Summary: Light and Christmas are a powerful combination that can only be fully acheived and enjoyed in the glow of the world’s One, True, Light, Jesus Christ.

“Chestnuts roasting on an open fire, Jack frost nipping at your nose, Yuletide songs being sung by a choir, and folks dressed up like Eskimos. Everybody knows a turkey and some mistletoe, help to make the season bright. Tiny tots with their eyes all aglow will find it hard to sleep tonight.” I always enjoy hearing those lyrics at this time of the year because they paint the picture of a “perfect Christmas” in my mind’s eye.

Although I’ve never roasted chestnuts over an open fire it sounds like a fun thing to do. I’ve never been terribly fond of cold weather, so as far as I’m concerned Jack Frost could nip at someone else’s nose. The Zahn family has decided to celebrate Christmas with a non-traditional menu this year – with enchiladas and tacos serving as the main course. I can’t say that I have ever really understood the story behind the mistletoe. And in my household it’s not just the tiny tots whose eyes are all aglow as they look at the presents under the tree. So maybe the lyrics to that familiar song aren’t technically accurate about what Christmas will actually look like at my house this year.

Yet, there’s something about that song with which I can identify, not in the details but in the imagery. It’s the striking depictions of the various images of light that always flood my mind with thoughts of Christmas. Light and Christmas are a powerful combination. Take tonight for example, we are here, gathered to bask in the glow of a small sea of candlelight. I’m guessing that during this month more than a few of you have soaked up the Lights Before Christmas display at Riverbanks Zoo. Perhaps some of you will leave this evening and spend some time driving around town, through various neighborhoods to gaze upon the beautiful lights of Christmas strewn on trees, bushes, homes, and garages if you haven’t done so already. I’m willing to bet that for most of us this evening will conclude around a Christmas tree, warmly decorated with colorfully illuminated strands of light with faces young and old lighted with excitement by the presents that are waiting to be opened. Yes, light is a powerful part of Christmas.

Have you ever stopped to think what Christmas would be like without light? Would the season be the same if there weren’t any light displays in our neighborhoods, at the stores, and around the city streets? What if we didn’t fill the branches of our Christmas trees with tiny, twinkling lights; would the tradition of bringing a dead evergreen into our living rooms be nearly as inviting and attractive? Would the light on our faces and the glow in our hearts be just as bright if there were no gifts waiting for us at home? Would the mood of this worship service be different if it were a service of darkness instead of a service by candlelight?

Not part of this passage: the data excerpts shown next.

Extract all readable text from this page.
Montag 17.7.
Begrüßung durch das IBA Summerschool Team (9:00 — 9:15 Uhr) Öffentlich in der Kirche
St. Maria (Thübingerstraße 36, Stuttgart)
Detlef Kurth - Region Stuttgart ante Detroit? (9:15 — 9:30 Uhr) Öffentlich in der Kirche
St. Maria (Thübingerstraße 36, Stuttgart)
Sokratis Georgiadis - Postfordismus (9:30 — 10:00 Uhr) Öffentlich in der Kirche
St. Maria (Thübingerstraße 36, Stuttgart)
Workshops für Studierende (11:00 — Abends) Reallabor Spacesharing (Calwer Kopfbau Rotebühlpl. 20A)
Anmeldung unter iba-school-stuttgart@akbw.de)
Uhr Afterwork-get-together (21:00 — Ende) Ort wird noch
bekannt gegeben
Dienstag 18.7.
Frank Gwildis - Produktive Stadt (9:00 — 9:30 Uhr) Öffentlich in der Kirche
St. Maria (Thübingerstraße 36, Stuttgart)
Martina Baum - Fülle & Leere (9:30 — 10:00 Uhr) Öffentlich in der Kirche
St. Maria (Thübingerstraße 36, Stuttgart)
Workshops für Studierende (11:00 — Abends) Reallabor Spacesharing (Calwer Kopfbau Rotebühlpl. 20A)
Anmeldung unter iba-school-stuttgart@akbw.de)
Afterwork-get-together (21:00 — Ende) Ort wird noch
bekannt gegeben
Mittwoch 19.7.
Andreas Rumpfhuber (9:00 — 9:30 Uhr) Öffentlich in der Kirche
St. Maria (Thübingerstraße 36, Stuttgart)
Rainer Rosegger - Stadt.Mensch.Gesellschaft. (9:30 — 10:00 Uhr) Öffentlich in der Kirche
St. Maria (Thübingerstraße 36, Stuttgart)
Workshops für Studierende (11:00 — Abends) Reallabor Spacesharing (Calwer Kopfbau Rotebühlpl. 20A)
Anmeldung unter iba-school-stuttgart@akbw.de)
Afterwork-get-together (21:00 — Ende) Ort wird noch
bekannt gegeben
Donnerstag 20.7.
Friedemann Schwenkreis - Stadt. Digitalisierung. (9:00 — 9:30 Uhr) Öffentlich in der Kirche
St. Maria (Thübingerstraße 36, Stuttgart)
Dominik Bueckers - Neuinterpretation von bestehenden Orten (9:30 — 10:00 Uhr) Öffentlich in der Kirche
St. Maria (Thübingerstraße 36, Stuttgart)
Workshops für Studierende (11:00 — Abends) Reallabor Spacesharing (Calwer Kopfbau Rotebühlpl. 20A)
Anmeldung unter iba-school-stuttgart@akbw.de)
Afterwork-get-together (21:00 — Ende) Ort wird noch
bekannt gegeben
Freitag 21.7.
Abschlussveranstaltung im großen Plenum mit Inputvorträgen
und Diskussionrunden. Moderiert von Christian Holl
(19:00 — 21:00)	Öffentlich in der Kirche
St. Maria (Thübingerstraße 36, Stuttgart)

What if we tried to celebrate Christmas without the one true light of the world, the light of Jesus? Let me put it another way: Would we be able to find just as much joy, excitement, and warmth in this season by lighting candles, wrapping gifts, decorating trees, homes, and bushes even if Jesus had never come to this earth? Or let’s probe a little deeper into the attitude of our hearts: Would we be just as filled with anticipation, overflowing with joy, and beaming with excitement even if we didn’t have all of those other images of light – but we still had Jesus?

The answers to those questions are so important because they reveal where our true joy and our true light are found. Our answers to those questions are important because they are an evaluation of how well we’ve done in resisting the temptations of the world that wants to shroud the real light of Christmas under an abundance of peripheral, inconsequential activity so that we miss out on time for meditation and meaning at this time of year. We need to constantly ask and answer those questions as a test of our hearts to see if we’re drowning under a sea of sentimentality that closes our eyes to the true spiritual reality of Christmas, that is the light of hope and the ray of love beaming from our heavenly Father’s face, brilliantly revealed in the birth of his eternal Son as a baby boy in the town of Bethlehem. If we answer those questions truthfully don’t we all have to admit that there have been times that we’ve fallen prey to the assaults of materialism? Those attacks are launched often at this time of year with the common refrain: “You want, you need, you gotta have,” that ceaselessly try to pull our attention away from the true light and meaning of Christmas. I must shamefully admit that there have been times that those attacks have been successful in my life. How about in yours?